I Want to Do Work I Can Be Proud Of
The last thing I thought about in my parents’ kitchen ten years ago was why I wasn’t focusing on the easiest or most lucrative opportunities in front of me. The answer I came up with is that the third thing I want from my employment is to be proud of the work I do during it. I want to be able to tell my family, my friends, my kids what I do not only without shame, but with pride. Someone on Twitter (I want to say Corey Quinn?) said they want to feel good when they tell their kids where their college funds came from, and I feel like that’s part of it. But also, the externality of my employment that I’m interested in isn’t the salary (though money is important! And it’s an important way employers show they value you, which is a healthy thing to demand of them!) it’s the work I produce. There are a lot of ways to make a lot of money, often rather quickly, if you are good with computers. But what’s the point? At the end of it all, all you’ve got to be proud of is your bank account, and I felt like that was a bottomless pit that would lead ot me never having made “enough” and that at the end of it, the bank account wouldn’t actually make me proud.
This took on an unexpected importance the more I realized my responsibilities as an engineer. That I’m responsible for what I build and who I build it for, even if I didn’t mean to do harm when I built it. There is no ethical consumption under capitalism, and there is no ethical labor under capitalism, but there is certainly less ethical labor and more ethical labor. It’s important to me to have those ethical standards for myself, and important to me that I do not allow myself to cross them for my work.
I had some really good conversations with LaunchDarkly about this when I was interviewing, and I’m really confident that I’m going to be as proud looking back on my tenure there as I am on my tenure at HashiCorp.
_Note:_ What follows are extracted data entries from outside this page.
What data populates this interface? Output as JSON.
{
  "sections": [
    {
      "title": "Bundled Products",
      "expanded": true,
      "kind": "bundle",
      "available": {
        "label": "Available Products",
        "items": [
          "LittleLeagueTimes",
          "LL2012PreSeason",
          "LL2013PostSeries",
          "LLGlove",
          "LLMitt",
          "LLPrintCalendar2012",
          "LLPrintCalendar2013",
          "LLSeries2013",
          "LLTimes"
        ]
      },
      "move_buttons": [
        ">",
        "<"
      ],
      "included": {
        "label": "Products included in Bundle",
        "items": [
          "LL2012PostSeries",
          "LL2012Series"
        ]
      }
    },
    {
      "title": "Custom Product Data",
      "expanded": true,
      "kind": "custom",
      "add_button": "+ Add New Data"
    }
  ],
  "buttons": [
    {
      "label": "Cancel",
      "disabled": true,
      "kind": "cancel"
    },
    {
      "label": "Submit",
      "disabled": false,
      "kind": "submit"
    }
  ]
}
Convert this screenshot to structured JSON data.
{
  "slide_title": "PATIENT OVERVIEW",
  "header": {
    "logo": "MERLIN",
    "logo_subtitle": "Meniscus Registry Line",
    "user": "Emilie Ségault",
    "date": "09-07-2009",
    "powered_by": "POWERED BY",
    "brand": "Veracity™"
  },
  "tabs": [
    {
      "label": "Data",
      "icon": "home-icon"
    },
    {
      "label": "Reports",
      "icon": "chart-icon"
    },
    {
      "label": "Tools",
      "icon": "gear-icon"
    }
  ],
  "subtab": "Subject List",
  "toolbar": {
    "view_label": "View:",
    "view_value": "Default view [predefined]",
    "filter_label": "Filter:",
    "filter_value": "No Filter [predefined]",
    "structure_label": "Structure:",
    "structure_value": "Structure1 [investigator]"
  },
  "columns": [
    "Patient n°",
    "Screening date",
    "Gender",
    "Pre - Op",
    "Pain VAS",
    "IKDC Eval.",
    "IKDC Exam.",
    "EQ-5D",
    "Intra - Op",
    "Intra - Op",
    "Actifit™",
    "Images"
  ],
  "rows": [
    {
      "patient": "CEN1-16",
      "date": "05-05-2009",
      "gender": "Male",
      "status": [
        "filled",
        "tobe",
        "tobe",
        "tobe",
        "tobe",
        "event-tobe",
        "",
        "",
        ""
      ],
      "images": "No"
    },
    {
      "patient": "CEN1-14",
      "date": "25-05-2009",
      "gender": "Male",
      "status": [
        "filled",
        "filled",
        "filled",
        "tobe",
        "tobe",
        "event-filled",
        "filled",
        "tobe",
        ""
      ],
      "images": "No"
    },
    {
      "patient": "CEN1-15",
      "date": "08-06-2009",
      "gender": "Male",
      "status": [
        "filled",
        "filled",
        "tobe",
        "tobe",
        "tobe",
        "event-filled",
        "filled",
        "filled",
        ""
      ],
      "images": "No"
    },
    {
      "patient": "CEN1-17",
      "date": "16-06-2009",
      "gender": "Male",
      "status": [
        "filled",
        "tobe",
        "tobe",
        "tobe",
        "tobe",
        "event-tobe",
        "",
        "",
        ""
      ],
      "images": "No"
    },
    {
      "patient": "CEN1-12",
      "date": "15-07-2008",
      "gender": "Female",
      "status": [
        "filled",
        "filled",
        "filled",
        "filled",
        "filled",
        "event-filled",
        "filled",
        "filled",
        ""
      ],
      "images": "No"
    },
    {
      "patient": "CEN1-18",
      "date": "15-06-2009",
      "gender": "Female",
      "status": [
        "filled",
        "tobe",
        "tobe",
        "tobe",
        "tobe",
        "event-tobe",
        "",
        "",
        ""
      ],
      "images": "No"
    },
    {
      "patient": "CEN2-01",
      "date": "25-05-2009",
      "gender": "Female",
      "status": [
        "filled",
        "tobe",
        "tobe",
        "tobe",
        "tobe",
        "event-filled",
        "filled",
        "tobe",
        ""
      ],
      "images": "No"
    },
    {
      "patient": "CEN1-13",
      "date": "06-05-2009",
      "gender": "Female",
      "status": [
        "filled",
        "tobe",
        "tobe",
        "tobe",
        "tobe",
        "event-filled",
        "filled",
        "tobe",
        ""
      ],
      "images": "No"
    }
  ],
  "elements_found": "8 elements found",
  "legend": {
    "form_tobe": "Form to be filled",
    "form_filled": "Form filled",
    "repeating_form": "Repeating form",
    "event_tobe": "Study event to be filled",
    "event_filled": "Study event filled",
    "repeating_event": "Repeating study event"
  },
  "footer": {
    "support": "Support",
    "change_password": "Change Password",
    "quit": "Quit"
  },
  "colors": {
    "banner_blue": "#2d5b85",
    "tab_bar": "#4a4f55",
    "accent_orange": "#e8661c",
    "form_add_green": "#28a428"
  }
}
It’s going to be weird starting a new job after five years. Especially since I know by now that my jobs never turn out to be what I think they’ll be at the beginning, so I’m not fully sure what to expect. I think so much of how HashiCorp works has been ingrained in how I work that it’ll be jarring to be in a new system. But I think that will be healthy, and I’ll learn things from working in new ways.
There’s a quote on the Voyager Golden Record that I’ve loved ever since I read it in one of Becky Chambers' books:
We step out of our solar system into the universe seeking only peace and friendship, to teach if we are called upon, to be taught if we are fortunate.
I love this quote because of its framing: that we don’t know that we have anything to teach, but if there’s something we know that you want to learn, we are committed to teaching. That we don’t feel entitled to learning from you, but if we are very lucky, we will be taught.
Given LaunchDarkly’s space aesthetic, this has been on my mind as I navigate this transition out of the professional world I know and into one I have guesses about but have yet to explore. One in which I will teach, if called upon, and in which I will be taught, if I’m fortunate.